Economia

Uber diz que pode fechar na Califórnia após Justiça determinar registro de motoristas

A Uber será forçada a encerrar suas operações na Califórnia se uma decisão judicial que a impede de classificar seus motoristas como terceirizados entrar em vigor, disse a empresa em um processo judicial.

Na segunda-feira (10), um juiz da Califórnia atendeu ao pedido do Estado de uma liminar impedindo a Uber e a rival Lyft de classificar seus motoristas como independentes, em vez de empregados.

Várias centenas de milhares de trabalhadores de aplicativos, incluindo muitos em empresas de transporte e serviços de entrega, são afetados pela lei conhecida como Assembly Bill 5 (“AB5”), que entrou em vigor em 1º de janeiro.

A paralisação das operações prejudicaria irreparavelmente a Uber e as pessoas que dependem de suas operações para gerar receita, disse a empresa em seu processo judicial nesta terça-feira.

“Se o tribunal não reconsiderar, então na Califórnia, é difícil acreditar que seremos capazes de mudar nosso modelo para ter contratados em tempo integral rapidamente”, disse o presidente-executivo Dara Khosrowshahi à CNBC nesta quarta-feira (12).

     

A decisão da última segunda-feira, do juiz Ethan Schulman, marca uma derrota para as empresas de transporte por aplicativo, que se defendem contra um processo de 5 de maio aberto pelo procurador-geral Xavier Becerra e pelas cidades de Los Angeles, San Diego e São Francisco.

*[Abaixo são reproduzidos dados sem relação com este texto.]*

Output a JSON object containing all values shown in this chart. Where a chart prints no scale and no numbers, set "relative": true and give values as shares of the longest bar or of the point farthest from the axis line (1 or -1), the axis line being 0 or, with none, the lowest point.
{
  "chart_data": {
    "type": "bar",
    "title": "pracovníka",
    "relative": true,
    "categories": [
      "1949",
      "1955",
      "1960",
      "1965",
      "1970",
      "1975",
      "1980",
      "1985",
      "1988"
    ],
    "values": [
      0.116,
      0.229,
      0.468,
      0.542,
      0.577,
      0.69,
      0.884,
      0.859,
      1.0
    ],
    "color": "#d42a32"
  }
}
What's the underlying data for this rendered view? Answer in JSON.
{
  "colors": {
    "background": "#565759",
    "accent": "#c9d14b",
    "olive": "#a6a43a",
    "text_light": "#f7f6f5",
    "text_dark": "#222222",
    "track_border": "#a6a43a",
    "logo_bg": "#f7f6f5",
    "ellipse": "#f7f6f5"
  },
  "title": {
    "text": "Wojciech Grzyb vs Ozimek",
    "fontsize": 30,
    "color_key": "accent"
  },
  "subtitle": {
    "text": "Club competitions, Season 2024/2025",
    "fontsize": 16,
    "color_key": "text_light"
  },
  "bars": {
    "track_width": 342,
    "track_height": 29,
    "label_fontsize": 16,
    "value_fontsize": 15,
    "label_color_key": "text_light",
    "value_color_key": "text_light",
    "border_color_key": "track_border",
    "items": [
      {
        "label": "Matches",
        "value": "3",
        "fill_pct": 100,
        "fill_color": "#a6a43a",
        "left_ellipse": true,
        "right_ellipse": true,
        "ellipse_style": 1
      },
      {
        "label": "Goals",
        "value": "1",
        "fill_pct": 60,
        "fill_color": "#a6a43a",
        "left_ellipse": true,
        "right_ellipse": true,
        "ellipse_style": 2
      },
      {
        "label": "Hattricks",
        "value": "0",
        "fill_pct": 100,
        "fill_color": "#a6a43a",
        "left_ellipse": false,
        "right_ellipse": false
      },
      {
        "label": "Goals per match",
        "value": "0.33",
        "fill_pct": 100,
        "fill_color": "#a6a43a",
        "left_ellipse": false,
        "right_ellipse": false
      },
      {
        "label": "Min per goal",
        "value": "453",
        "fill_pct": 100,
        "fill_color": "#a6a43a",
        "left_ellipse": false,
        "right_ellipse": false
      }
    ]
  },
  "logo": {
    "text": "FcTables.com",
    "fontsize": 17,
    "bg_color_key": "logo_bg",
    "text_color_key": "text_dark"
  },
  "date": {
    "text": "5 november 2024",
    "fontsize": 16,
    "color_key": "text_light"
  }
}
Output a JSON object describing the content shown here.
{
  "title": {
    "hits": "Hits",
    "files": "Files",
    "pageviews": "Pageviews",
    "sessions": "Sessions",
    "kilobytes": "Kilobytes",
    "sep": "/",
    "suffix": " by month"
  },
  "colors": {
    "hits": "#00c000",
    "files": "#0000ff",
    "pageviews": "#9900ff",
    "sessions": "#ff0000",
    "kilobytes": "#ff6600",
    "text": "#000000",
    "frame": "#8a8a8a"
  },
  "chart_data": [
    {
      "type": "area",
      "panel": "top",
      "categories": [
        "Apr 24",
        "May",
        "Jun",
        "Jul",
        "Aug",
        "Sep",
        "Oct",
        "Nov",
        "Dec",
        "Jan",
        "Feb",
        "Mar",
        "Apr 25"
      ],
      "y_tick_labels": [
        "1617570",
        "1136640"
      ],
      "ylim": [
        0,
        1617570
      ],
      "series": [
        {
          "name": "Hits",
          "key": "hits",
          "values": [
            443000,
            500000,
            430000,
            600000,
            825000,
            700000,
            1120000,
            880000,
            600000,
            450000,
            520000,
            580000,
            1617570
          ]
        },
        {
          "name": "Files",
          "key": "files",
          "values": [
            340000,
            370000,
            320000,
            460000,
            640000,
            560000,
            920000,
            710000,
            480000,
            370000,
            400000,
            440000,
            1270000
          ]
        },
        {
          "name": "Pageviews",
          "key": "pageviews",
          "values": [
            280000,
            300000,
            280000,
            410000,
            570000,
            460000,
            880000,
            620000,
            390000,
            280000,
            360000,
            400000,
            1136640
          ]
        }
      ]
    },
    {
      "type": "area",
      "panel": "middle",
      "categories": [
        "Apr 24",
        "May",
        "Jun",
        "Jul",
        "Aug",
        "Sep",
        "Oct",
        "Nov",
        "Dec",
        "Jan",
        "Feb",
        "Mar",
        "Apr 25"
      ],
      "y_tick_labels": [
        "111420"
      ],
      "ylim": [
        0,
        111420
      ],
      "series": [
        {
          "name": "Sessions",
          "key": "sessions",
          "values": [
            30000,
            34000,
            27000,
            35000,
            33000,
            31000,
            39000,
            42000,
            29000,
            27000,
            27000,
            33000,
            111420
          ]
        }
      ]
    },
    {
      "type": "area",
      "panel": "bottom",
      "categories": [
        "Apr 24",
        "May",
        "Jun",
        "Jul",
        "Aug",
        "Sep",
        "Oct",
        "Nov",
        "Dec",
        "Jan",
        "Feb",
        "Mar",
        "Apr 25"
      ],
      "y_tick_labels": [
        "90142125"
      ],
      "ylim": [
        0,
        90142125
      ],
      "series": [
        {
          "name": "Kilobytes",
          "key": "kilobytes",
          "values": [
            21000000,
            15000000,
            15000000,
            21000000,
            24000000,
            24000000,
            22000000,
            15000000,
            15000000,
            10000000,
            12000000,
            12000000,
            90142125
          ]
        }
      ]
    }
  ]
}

Uber e Lyft, que ainda não dão lucro, são acusadas de violarem legislação do estado conhecida como “Assembly Bill 5 (AB5)”, que exige que as empresas classifiquem os motoristas como funcionários se elas controlarem como eles executam suas funções ou se o trabalho for parte normal de seus afazeres.

Na decisão de 34 páginas que obriga as empresas a cumprirem com a legislação estadual, Schulman afirma que as partes acusadoras no processo mostraram uma “probabilidade esmagadora” de que podem provar que Uber e Lyft classificam os motoristas de maneira ilegal.

“Está é uma vitória retumbante para os milhares de motoristas Uber e Lyft que trabalham duro nesta pandemia, incorrendo em todo o tipo de risco diário para levarem renda para suas famílias”, disse o procurador de Los Angeles, Mike Feuer, em comunicado.

Schulman afirmou que sua decisão entre em vigor em 10 dias para permitir apelações, que a Lyft disse que vai encaminhar.

Os eleitores da Califórnia vão decidir em novembro, em uma votação, se os motoristas de aplicativos podem ser classificados como prestadores de serviço. O estado é o maior mercado de Uber e Lyft nos EUA.

“Os motoristas não querem ser funcionários”, afirmou a Lyft em comunicado. “Acreditamos que esta questão tenha que ser decidida pelos eleitores da Califórnia e que eles vão ficar do lado dos motoristas.”

Schulman disse que o público poderá enfrentar prejuízo substancial se os motoristas não tiverem direito a benefícios trabalhistas como salário mínimo, licença remunerada em caso de doença, seguro desemprego e seguro.